We’re of the opinion that there is a lot to love about the small-but-hip Italian motorcycle manufacturer, Moto Guzzi. Most of their bikes blend Old World craftsmanship, charming styling, and strong, longitudinally-mounted V-twin engines into one two-wheeled package. And whether you’re into a cruiser, dual-purpose or café racer bike, the company’s current lineup has something to satisfy you.
But what if none of Moto Guzzi’s off-the-shelf offerings, be they new or old, tickle your fancy? Specifically, what if you have a 1982 V50 III, but want it to be a bare-bones, stripped down rocket? That’s the situation Dutch motorcycle accessory retailer Goparts found itself in, and to resolve this situation, they contacted local customizer Arno Overweel – proprietor of Rno Cycles – to make their vision for the V50 a reality. And that reality, which has been dubbed the Opal, is a feast for the eyes.
The fenders, gas tank, headlight, seat and just about every other visible component has been reshaped, replaced, or removed altogether. The parts that are installed are a mixture of aftermarket components manufactured by Rizoma and one-off items fabricated by Rno Cycles. The spindly headlight housing, fuel tank and tail section were sprayed in a snazzy combination of red, white and green by Ben Oud’s Kustom Paints.
As for the mechanical revisions, Rno Cycles ditched the electric starter and replaced the stock housing for the 5-speed transmission with a “Nato” type housing that accommodates a kickstart mechanism. The 490cc V-twin inhales through a 28mm Dell’Orto carburetor and a pair of K&N air filters, and exhales through a bespoke exhaust system. The front fork has new internals, and the rear has been treated to a custom, slightly-longer swingarm suspended by a monoshock from HK Suspenison.

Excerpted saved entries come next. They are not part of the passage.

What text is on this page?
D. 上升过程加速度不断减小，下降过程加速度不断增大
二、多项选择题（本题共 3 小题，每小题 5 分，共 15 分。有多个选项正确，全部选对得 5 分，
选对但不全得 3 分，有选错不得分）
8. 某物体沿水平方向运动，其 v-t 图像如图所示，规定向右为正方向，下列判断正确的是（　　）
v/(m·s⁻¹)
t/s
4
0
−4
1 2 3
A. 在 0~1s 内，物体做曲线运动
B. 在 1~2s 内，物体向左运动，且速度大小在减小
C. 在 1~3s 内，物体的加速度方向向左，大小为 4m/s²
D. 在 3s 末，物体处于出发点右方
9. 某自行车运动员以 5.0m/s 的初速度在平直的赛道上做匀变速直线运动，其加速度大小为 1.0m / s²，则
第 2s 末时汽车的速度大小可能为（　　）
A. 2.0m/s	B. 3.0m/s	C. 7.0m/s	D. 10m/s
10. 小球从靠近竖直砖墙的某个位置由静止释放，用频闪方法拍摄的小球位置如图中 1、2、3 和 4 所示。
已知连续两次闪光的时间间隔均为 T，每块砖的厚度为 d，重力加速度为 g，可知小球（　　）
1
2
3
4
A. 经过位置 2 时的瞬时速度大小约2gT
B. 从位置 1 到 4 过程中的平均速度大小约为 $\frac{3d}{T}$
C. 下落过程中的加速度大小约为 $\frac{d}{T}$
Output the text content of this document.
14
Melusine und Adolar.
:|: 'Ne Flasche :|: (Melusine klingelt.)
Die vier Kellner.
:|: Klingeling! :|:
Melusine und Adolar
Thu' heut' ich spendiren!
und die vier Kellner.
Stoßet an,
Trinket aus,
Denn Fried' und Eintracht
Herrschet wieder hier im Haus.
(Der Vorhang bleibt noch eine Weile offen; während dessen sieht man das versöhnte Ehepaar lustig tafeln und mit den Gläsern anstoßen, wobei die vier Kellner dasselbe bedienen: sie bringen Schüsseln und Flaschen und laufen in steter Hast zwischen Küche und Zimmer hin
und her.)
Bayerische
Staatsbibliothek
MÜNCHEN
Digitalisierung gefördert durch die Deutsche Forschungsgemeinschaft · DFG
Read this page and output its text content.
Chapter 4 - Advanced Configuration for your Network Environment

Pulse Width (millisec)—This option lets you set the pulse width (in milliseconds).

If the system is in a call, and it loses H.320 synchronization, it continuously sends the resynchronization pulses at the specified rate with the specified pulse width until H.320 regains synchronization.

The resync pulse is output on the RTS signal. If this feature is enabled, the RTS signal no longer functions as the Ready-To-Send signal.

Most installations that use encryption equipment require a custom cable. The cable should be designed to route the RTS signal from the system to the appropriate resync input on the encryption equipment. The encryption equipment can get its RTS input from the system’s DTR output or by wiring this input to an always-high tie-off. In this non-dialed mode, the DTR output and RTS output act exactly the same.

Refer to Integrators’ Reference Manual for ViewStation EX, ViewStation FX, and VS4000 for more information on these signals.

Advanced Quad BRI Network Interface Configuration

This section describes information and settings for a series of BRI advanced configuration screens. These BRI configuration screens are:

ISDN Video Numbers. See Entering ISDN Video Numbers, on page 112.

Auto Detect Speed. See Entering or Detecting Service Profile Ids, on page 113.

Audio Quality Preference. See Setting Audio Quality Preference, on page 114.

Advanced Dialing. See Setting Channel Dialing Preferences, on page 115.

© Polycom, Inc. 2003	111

Wheels are the stock 18-inchers wearing semi-slick Michelins.
Out of all the stripped down café racers we’ve seen over the years, this Opal has to be one of the prettiest. It reminds us of a sinewy wild animal, hunched forward and ready to pounce on its prey. We understand that there are safety and emissions regulations that need to be followed, but we don’t understand why no manufacturers offer a mass produced motorcycle conceptually similar to this. If the folks at Moto Guzzi are smart, maybe they’ll make their next new model a slightly less radical rendition of this baby.